The complexities of Herman Melville's novella Benito Cereno provoke a number of interesting discussions. One of the easiest and most straightforward arguments to make is in regards to the shortcomings of the main character, Amasa Delano. In the story, Delano is oblivious to what is actually happening aboard the San Dominick, the Spanish vessel captained by the title character. Throughout the story, Delano's own prejudices prevent him from understanding that the ship is under the control of the slaves aboard it who have revolted and are attempting to find a way to return to their homeland.

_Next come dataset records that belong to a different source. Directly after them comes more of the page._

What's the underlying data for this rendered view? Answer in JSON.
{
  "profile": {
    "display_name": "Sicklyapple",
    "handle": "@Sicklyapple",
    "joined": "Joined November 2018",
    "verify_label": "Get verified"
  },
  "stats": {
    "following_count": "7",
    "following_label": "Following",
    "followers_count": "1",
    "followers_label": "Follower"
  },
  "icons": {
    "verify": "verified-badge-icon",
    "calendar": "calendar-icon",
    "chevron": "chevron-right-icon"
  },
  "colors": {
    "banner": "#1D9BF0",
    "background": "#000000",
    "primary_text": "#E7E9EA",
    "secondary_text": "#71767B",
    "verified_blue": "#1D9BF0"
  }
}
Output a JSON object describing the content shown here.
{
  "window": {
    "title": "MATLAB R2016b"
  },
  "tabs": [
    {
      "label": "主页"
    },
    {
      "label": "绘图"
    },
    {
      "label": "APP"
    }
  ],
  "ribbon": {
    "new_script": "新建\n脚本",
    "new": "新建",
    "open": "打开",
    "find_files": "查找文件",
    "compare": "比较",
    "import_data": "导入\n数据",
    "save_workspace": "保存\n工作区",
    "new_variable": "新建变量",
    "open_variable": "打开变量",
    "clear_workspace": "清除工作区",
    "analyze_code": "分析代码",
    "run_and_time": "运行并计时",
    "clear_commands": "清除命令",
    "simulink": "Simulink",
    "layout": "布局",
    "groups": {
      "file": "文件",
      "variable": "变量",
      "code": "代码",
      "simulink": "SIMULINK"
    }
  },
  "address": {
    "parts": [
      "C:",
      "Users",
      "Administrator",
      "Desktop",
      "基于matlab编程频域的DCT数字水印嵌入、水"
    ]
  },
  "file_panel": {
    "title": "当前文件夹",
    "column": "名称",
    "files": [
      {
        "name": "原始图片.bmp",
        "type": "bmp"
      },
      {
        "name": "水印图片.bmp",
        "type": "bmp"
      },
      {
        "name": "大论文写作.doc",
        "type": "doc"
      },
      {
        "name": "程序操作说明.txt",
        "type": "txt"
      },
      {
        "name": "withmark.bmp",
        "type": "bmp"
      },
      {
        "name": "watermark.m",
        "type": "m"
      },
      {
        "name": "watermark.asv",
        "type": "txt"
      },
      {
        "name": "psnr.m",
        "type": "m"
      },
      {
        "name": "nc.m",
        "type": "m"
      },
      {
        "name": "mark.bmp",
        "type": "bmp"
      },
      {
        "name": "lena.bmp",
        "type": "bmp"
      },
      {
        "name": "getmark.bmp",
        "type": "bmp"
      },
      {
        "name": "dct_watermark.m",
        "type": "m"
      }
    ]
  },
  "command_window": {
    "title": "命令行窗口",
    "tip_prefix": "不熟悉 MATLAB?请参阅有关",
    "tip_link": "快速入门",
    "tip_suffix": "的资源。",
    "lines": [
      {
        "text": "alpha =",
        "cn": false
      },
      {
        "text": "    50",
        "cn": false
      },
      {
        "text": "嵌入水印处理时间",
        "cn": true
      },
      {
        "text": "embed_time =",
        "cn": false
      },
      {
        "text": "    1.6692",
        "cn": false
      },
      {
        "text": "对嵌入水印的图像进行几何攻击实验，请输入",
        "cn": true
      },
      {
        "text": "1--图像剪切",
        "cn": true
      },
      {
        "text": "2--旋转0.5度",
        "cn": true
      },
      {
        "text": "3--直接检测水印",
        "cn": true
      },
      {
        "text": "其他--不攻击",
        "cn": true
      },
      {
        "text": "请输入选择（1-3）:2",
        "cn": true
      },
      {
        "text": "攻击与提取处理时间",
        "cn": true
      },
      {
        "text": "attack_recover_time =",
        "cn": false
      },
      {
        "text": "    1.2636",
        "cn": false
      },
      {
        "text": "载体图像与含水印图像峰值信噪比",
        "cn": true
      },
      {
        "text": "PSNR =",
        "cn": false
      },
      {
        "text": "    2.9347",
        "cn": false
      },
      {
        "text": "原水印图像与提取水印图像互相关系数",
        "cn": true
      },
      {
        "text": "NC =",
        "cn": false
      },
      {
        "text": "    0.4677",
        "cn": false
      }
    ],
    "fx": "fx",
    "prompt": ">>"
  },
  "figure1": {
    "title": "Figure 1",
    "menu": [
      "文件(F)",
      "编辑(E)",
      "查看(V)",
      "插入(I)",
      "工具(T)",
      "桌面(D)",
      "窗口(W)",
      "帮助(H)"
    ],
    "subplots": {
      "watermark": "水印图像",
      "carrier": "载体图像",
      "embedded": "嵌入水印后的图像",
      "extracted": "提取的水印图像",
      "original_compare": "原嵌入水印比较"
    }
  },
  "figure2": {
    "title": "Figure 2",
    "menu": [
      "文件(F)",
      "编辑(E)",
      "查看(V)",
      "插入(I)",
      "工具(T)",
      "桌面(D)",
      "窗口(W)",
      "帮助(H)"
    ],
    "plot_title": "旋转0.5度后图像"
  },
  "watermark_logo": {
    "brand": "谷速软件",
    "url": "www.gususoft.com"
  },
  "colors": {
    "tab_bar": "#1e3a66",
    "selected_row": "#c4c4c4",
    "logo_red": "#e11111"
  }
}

In the story, Delano notices many instances of unruly behavior and disrespect on the part of the "slaves," yet none of the Spaniards aboard the ship do anything about these moments. An interesting argument could be made regarding how "obvious" the truth is, and how Delano's own prejudices prevent him from seeing what is happening right before his eyes.
Perhaps the most egregious instance of Delano's blindness occurs when Cereno's Senegalese servant, Babo, shaves Cereno and uses the Spanish flag to clean the blood from Cereno's neck. Eventually, Delano begins to believe something is amiss, yet his holds to his belief that Cereno and the Spaniards are the ones that are in charge of whatever ambush Delano is afraid he will walk into. Even at the end of the story, when Delano is getting back to his own ship and Cereno rushes toward him, followed closely by Babo, Delano continues to believe that the slaves are following Cereno's orders.
Melville's novella provides ample instances to use to support an argument regarding Delano's incompetence. The moments mentioned above are some of the easiest to focus on, but they are by no means the only scenes available to support this argument.